Gara is a 2019 Indian Kannada-language drama film directed by Murali Krishna and starring Rahman, Avantika and Pradeep Aryan. The story is based on R. K. Narayan's short story An Astrologer's Day.

Cast 
Rahman as Gangaswamy aka Nishant
Avantika as Akasmika 
 Pradeep Aryan as Bhageeratha 
Johnny Lever
Sadhu Kokila
Tabla Nani
MS Umesh

Production 
This film marks television news anchor Rehman Hassan's film debut. Johnny Lever made his Kannada debut with this film.

Soundtrack 
The songs were composed by Sagar and his father Gururaj.

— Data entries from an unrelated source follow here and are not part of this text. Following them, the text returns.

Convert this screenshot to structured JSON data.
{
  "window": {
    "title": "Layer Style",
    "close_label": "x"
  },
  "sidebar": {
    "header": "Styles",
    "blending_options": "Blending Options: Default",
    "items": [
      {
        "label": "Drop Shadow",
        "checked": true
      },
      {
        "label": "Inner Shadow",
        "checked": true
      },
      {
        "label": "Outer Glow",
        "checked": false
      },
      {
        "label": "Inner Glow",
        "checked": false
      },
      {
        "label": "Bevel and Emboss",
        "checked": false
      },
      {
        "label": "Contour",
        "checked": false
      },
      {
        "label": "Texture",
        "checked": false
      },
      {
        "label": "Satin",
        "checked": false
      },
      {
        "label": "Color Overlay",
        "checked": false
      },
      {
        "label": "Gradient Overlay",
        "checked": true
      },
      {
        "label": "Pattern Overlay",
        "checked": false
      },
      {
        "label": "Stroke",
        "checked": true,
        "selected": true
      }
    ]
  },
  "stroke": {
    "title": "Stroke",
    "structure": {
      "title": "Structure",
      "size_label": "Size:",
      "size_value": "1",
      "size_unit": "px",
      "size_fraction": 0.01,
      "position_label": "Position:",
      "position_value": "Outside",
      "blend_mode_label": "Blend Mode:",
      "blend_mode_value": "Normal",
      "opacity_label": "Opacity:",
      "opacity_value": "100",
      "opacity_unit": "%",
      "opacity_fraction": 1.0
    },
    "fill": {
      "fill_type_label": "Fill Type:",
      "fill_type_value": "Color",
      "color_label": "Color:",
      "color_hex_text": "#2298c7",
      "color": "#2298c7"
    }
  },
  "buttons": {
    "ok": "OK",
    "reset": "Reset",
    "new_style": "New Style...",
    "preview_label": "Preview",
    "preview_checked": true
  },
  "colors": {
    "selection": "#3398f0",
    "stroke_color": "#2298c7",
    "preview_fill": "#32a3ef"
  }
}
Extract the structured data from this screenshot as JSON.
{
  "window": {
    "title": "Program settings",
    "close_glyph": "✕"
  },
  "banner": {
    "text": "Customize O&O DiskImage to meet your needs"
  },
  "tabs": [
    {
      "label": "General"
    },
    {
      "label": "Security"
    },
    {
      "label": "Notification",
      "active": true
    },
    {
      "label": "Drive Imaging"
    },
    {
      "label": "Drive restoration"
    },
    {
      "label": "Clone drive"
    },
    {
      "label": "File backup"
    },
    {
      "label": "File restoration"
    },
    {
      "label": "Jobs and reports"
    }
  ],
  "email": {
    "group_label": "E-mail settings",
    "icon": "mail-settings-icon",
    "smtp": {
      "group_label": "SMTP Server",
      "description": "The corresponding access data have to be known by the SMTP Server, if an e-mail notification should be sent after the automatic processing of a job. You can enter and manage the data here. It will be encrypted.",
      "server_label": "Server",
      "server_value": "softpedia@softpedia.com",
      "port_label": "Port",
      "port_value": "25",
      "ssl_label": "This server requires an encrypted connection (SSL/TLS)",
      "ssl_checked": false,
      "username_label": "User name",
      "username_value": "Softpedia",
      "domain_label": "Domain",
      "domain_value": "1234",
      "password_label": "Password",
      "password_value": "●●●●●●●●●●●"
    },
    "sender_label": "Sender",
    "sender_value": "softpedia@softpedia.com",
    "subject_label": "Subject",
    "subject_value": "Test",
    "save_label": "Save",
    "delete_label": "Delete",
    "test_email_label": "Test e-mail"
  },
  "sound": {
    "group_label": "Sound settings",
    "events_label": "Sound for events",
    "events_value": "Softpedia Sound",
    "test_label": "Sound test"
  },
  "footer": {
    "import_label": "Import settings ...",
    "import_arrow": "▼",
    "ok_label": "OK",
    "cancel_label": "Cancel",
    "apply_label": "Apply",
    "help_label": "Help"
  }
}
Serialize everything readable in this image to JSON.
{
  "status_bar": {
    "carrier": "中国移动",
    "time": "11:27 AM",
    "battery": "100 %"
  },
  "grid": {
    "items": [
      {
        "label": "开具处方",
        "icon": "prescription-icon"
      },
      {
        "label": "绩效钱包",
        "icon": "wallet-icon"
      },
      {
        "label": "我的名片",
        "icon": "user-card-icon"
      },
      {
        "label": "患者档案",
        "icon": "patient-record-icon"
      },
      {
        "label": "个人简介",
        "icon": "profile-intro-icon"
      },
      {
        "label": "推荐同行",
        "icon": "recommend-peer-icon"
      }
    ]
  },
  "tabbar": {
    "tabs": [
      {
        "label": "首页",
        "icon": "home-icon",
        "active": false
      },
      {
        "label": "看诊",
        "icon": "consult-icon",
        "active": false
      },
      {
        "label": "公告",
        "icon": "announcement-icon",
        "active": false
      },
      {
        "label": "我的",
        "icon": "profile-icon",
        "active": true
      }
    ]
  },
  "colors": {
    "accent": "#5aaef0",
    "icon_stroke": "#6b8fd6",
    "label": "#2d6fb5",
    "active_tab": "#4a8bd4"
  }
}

Manjula and Sangeetha Gururaj sang songs in the film.

Reception 
A critic from The Times of India opined that "What works for the film is it's visuals and the music. But the screen time ends up being far too long and, in hindsight, only makes the film seem like an intelligent exercise on paper". A critic from Bangalore Mirror wrote that "It may have been a good story on paper, but on screen, Gara is a haphazard plot that is far too long for its content, too slow to be engaging and poorly structured for an impact". A critic from Cinema Express stated that "The only positives in Gara are the picturesque locations, the cinematography by HC Venu, and Sagar Gururaj's music. Everything else gets a thumbs down".